Tout simplement parce que la première propriétaire de l'ancienne boulangerie (là où demeurent Laurence et Tudual) était Rieccoise. Elle portait donc, les dimanches et jours de fête, la grande et belle coiffe de Riec qui exigeait aussi le port de ce grand col amidonné présentant de minuscules sillons rappelant de la tôle ondulée (en miniature évidemment ; et chapeau les repasseuses !. Alors on a fait à l'époque un amalgame de français, le chiffre mille et de breton bâtard, riden, ce mot évoquant les rides.
Anna Le Bourhis, [Marie Louise Gloanec 1886-1950] plus communément appelée Anna Milriden, tenait avec son mari commerce de boulangerie, épicerie, café et quelque dépannage en mercerie. On y vendait aussi le tabac à chiquer et le gros gris à rouler. Milriden devint vite, vu l'éloignement du bourg, le point de ravitaillement pour tous les villages environnants, c'est-à-dire : Kercanet, Kernon, Kerdaniel, Plaçamen, Kerel, Kerouan, Trogan, Le Lanic, Kerandrège, Kermeurzac'h, Kerségalou, Nombrat, Pen-an-ster, Kerouze, Kerscao, Kerantorec, Kerchoize. Peuplés comme ils l'étaient, ces hameaux représentaient une clientèle importante tant pour l'alimentation que pour la fréquentation du bistrot (lequel il faut le dire était d'un bon rendement ...). Allons, ne soyons pas mauvaise langue : jouer aux boules n'est pas de tout repos ; l'émotion et l'adrénaline - tout ça c'était du stress mais on ne le savait pas - obligeait les joueurs à s'humecter l'intérieur de façon régulière ...
Et il y avait un piano mécanique. Je l'ai connu mais déjà rongé par les vers. Dire alors que Milriden, à cause de cet instrument du diable devint le Las Végas breton, l'enfer du jeu, le Macao de l'ouest, faut pas exagérer. Mais tout de même, et mes grands-parents me l'ont certifié, Milriden fut dénoncé en chaire comme lieu de turpitudes et de débauche ! En fait le piano mécanique ne libérait pas ses décibels que le dimanche après-midi, seul vrai temps libre pour tout le monde. Y venaient nombreux jeunes gars et jeunes filles du quartier et d'ailleurs pour quelques timides pas de danse. Enfin, peut-être pas si timides que ça. Allez savoir ... Et si Monsieur le Curé avait eu raison ! Allons, il a bien dû y naître qualques amours et amourettes comme en tout lieu où se retrouve la jeunesse.

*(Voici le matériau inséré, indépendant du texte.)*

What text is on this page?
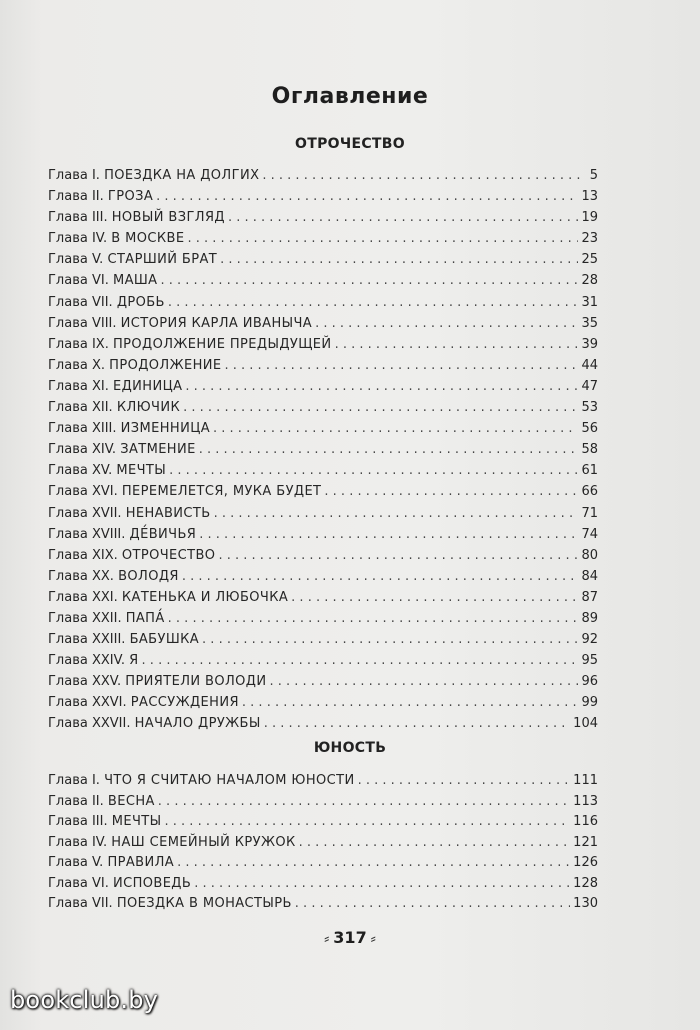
Оглавление
ОТРОЧЕСТВО
Глава I. ПОЕЗДКА НА ДОЛГИХ . . .	5
Глава II. ГРОЗА . . .	13
Глава III. НОВЫЙ ВЗГЛЯД . . .	19
Глава IV. В МОСКВЕ . . .	23
Глава V. СТАРШИЙ БРАТ . . .	25
Глава VI. МАША . . .	28
Глава VII. ДРОБЬ . . .	31
Глава VIII. ИСТОРИЯ КАРЛА ИВАНЫЧА . . .	35
Глава IX. ПРОДОЛЖЕНИЕ ПРЕДЫДУЩЕЙ . . .	39
Глава X. ПРОДОЛЖЕНИЕ . . .	44
Глава XI. ЕДИНИЦА . . .	47
Глава XII. КЛЮЧИК . . .	53
Глава XIII. ИЗМЕННИЦА . . .	56
Глава XIV. ЗАТМЕНИЕ . . .	58
Глава XV. МЕЧТЫ . . .	61
Глава XVI. ПЕРЕМЕЛЕТСЯ, МУКА БУДЕТ . . .	66
Глава XVII. НЕНАВИСТЬ . . .	71
Глава XVIII. ДЕ́ВИЧЬЯ . . .	74
Глава XIX. ОТРОЧЕСТВО . . .	80
Глава XX. ВОЛОДЯ . . .	84
Глава XXI. КАТЕНЬКА И ЛЮБОЧКА . . .	87
Глава XXII. ПАПА́ . . .	89
Глава XXIII. БАБУШКА . . .	92
Глава XXIV. Я . . .	95
Глава XXV. ПРИЯТЕЛИ ВОЛОДИ . . .	96
Глава XXVI. РАССУЖДЕНИЯ . . .	99
Глава XXVII. НАЧАЛО ДРУЖБЫ . . .	104
ЮНОСТЬ
Глава I. ЧТО Я СЧИТАЮ НАЧАЛОМ ЮНОСТИ . . .	111
Глава II. ВЕСНА . . .	113
Глава III. МЕЧТЫ . . .	116
Глава IV. НАШ СЕМЕЙНЫЙ КРУЖОК . . .	121
Глава V. ПРАВИЛА . . .	126
Глава VI. ИСПОВЕДЬ . . .	128
Глава VII. ПОЕЗДКА В МОНАСТЫРЬ . . .	130
⸗ 317 ⸗
bookclub.by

Anna était veuve en premières noces de Jean Le Doze (1873-1912), un boulanger de Kernon Largoat et s'était remariée en 1913 avec Yves Bourhis (1889-1917), un boulanger rieccois qui décédera à Stera di Legen en Macédoine pendant la Première Guerre mondiale. Elle engagea alors un jeune ménage de boulangers pour la continuation du commerce. Ainsi Phine (Carriou Marie Joséphine 1809-1949) et Maurice Morvan (1898-1948) occupèrent tout le rez-de-chaussée avec la "boulange" et le café tandis qu'Anna conservait l'étage, où elle demeura jusqu'à sa mort. Phine et Maurice achetèrent alors l'ensemble. (en 1939 ils feront construire la nouvelle boulangerie occupée aujourd'hui par Christiane et Paul Le Quien).
En 1932, l'année de ma naissance à Milriden, c'est outre la boulangerie Morvan, la maison Le Guern, la maison Quentel (où demeure Gérard). La maison Conan est en construction. Mon frère était né en 1929 à Kerdaniel, et moi en 1932 à Kervégant dans la maison Le Guern (parents de Raymonde) où nos parents sont locataires.

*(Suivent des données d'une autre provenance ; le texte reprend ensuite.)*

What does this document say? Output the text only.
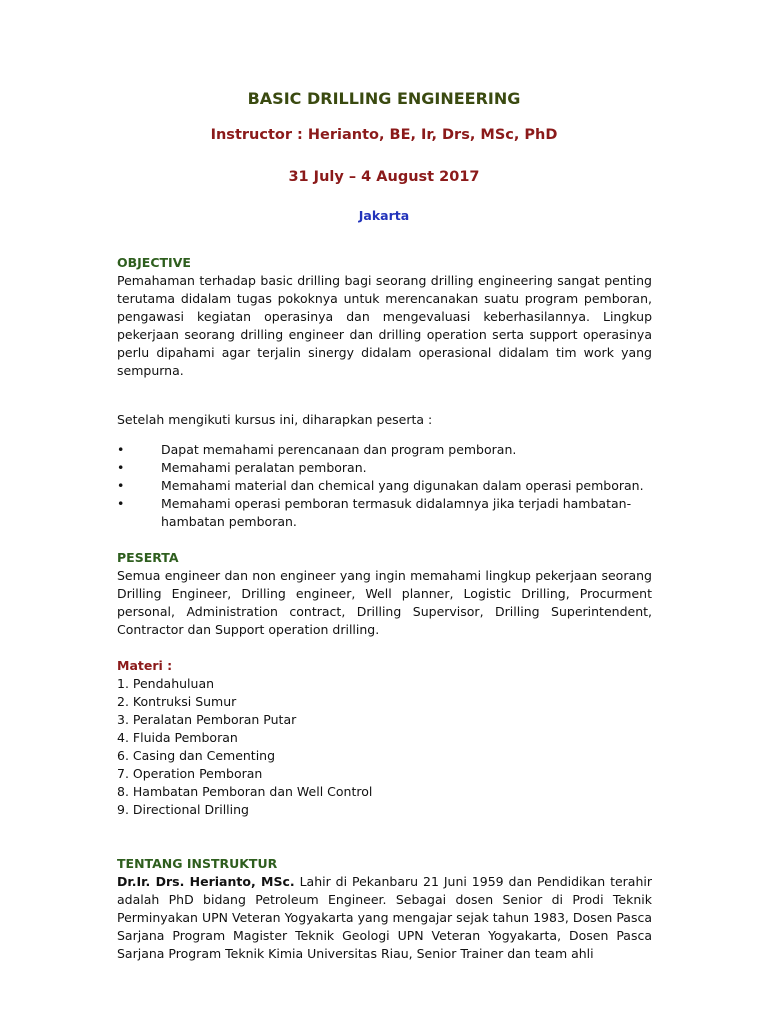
BASIC DRILLING ENGINEERING

Instructor : Herianto, BE, Ir, Drs, MSc, PhD

31 July – 4 August 2017

Jakarta

OBJECTIVE

Pemahaman terhadap basic drilling bagi seorang drilling engineering sangat penting terutama didalam tugas pokoknya untuk merencanakan suatu program pemboran, pengawasi kegiatan operasinya dan mengevaluasi keberhasilannya. Lingkup pekerjaan seorang drilling engineer dan drilling operation serta support operasinya perlu dipahami agar terjalin sinergy didalam operasional didalam tim work yang sempurna.

Setelah mengikuti kursus ini, diharapkan peserta :

• Dapat memahami perencanaan dan program pemboran.
• Memahami peralatan pemboran.
• Memahami material dan chemical yang digunakan dalam operasi pemboran.
• Memahami operasi pemboran termasuk didalamnya jika terjadi hambatan-hambatan pemboran.

PESERTA

Semua engineer dan non engineer yang ingin memahami lingkup pekerjaan seorang Drilling Engineer, Drilling engineer, Well planner, Logistic Drilling, Procurment personal, Administration contract, Drilling Supervisor, Drilling Superintendent, Contractor dan Support operation drilling.

Materi :

1. Pendahuluan
2. Kontruksi Sumur
3. Peralatan Pemboran Putar
4. Fluida Pemboran
6. Casing dan Cementing
7. Operation Pemboran
8. Hambatan Pemboran dan Well Control
9. Directional Drilling

TENTANG INSTRUKTUR

Dr.Ir. Drs. Herianto, MSc. Lahir di Pekanbaru 21 Juni 1959 dan Pendidikan terahir adalah PhD bidang Petroleum Engineer. Sebagai dosen Senior di Prodi Teknik Perminyakan UPN Veteran Yogyakarta yang mengajar sejak tahun 1983, Dosen Pasca Sarjana Program Magister Teknik Geologi UPN Veteran Yogyakarta, Dosen Pasca Sarjana Program Teknik Kimia Universitas Riau, Senior Trainer dan team ahli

La vie s'écoule tranquillement comme dans toute campagne proche de la mer, c'est-à-dire partagée entre les travaux des champs et la pêche. Mon frère et moi sommes privilégiés en ce sens que nous sommes les seuls enfants du village (Marie Louise et Raymonde Le Guern viendront plus tard) et devenons les chouchous de Phine et Maurice qui n'ont pas d'enfant. Ah ces heureux moments passés dans la "boulange" d'où nous ressortions blancs de farine mais avec un petit pain croustillant. Ou ce jour béni du passage de "Monsieur Poulain" le représentant de la célèbre marque de chocolat, qui nous faisait cadeau, luxe inouï, d'une tablette entière.
Mais l'enfance passe et c'est le temps de l'école. Mon frère y est déjà depuis octobre 1935. Je n'y échappe pas en 1938. Et en avant les petits vélos ! (le ramassage scolaire c'est quoi ça ?). De tous les villages ça roule vers le bourg, qui à l'école laïque, qui à l'école libre. Certains toutefois rejoignent sagement la petite école de hameau de Kerouze. En tout cas, quelqu'ait été l'établissement scolaire fréquenté, il n'y eut jamais de bagarres entre nous. Sans doute parce que nous faisions route ensemble, nous avions les mêmes jeux, les vacances nous retrouvaient faisant les mêmes bêtises (oh toutes petites) et les mêmes exploits sur la côte et dans la campagne. Et puis toutes les familles se connaissent. Nul n'ignorait la parenté des uns et des autres. Point de mariage ni d'enterrement sans représentant de chaque famille. Ca en faisait du monde !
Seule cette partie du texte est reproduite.